Durante l’incontro sono state affrontate varie questioni legate alla malattia rara – come la presa in carico globale e le recenti acquisizioni farmacologiche – e ci si è soffermati sulle esigenze non ancora soddisfatte dei malati, specie in questo specifico momento storico.  La qualità della vita del paziente è senza dubbio un punto fondamentale, un aspetto che troppo spesso viene messo in secondo piano. Per supportare gli specialisti nella gestione della patologia, con particolare attenzione proprio alla qualità della vita delle persone che ne sono affette, è stato creato ACRODAT (Acromegaly Disease Activity Tool), un software potenzialmente in grado di supportare i clinici nella valutazione globale del paziente. “ACRODAT offre più di 200 scenari clinici all’interno dei quali poter collocare i pazienti per una migliore comprensione del livello di salute e benessere globale del paziente acromegalico – ha detto Maurizio Poggi, Dirigente Medico di Endocrinologia dell’Azienda Ospedaliera Sant’Andrea di Roma  Il software permette il controllo costante di 5 parametri, 4 dei quali sono clinici, ma il quinto è a tutti gli effetti l’ascolto del paziente. Perché sono le persone affette da questa malattia che devono dirci come stanno, come vivono.
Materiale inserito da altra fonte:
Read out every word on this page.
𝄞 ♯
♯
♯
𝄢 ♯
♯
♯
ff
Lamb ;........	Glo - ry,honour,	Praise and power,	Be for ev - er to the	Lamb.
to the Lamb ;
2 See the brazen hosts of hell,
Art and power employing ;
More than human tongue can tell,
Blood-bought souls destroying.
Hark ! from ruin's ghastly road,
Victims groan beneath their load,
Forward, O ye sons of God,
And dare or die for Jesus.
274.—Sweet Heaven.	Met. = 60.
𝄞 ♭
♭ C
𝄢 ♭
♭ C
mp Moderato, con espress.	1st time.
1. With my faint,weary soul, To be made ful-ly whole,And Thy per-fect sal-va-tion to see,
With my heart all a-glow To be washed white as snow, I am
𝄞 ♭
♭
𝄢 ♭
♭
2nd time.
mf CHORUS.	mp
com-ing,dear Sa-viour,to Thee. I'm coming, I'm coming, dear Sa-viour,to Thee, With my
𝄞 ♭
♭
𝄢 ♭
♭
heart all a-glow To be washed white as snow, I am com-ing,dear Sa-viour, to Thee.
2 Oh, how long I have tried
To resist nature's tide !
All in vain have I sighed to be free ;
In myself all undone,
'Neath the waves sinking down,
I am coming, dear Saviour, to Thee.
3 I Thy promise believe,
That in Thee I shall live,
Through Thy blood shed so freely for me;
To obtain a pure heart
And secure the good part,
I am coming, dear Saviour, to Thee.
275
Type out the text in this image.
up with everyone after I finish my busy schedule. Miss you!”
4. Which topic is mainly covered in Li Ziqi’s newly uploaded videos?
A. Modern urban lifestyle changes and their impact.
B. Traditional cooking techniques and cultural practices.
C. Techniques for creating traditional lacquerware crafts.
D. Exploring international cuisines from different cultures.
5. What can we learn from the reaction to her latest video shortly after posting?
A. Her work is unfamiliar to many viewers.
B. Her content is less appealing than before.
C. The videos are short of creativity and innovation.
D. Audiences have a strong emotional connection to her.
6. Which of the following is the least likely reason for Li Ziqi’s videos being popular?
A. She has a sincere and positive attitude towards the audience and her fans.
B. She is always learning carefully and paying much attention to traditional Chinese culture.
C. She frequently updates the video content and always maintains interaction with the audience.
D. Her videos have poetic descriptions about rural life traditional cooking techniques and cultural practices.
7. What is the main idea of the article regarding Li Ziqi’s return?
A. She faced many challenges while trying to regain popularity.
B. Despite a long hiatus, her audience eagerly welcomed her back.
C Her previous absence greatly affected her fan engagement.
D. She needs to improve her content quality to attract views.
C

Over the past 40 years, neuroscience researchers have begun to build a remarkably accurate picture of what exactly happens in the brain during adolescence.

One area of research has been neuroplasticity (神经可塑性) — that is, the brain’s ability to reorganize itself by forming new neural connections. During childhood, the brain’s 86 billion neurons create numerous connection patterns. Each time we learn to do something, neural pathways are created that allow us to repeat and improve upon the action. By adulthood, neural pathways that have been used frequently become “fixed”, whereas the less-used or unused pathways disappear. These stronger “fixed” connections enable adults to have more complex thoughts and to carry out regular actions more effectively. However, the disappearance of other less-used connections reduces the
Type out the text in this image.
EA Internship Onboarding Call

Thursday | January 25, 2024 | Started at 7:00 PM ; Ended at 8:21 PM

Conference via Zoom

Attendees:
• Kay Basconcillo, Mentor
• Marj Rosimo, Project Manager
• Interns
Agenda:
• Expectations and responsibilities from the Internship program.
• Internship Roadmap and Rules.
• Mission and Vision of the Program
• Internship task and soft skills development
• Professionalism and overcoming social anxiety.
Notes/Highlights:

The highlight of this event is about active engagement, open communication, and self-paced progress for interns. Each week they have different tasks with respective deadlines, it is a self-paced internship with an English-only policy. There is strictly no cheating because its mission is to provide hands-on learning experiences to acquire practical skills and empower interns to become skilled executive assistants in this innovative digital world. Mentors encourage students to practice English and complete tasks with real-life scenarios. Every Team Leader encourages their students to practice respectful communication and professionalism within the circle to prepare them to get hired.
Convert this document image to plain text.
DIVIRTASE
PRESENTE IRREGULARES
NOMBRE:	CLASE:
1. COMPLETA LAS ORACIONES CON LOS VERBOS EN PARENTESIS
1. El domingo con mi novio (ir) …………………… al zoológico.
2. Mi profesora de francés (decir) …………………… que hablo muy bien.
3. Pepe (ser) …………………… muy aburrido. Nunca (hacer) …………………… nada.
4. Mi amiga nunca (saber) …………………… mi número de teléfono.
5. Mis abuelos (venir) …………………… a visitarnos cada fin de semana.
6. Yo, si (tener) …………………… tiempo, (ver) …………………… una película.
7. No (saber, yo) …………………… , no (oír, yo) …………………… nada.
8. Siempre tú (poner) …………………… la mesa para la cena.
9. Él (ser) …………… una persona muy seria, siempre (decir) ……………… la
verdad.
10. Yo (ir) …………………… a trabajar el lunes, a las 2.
ACRODAT può però aiutarci a valutare tutte le informazioni in maniera ottimale, sempre con l’obiettivo di offrire al paziente una terapia e una presa in carico personalizzate”.

I nuovi modelli di gestione e follow up tramite il digitale sono stati ampio oggetto di dibattito durante l’evento. È stato presentato anche “Vicini di salute”, il progetto di telemedicina avviato da Philips e Pfizer proprio per migliorare il controllo dello stato di salute dei pazienti da remoto. “Obiettivi del programma di teleassistenza sono potenziare le cure domiciliari mantenendo costante il monitoraggio delle condizioni cliniche e utilizzare tecnologie innovative di telemedicina per supportare il paziente lungo tutto il percorso di cura – ha commentato Colao  In questo modo i pazienti possono rimanere costantemente in comunicazione con il proprio specialista di riferimento. Il sistema permette al paziente di ricevere avvisi e promemoria rispetto alle terapie da seguire. Il medico può monitorare a distanza l’aderenza terapeutica e numerosi altri parametri legati a un corretto follow up, intervenendo in tutti i casi di necessità”.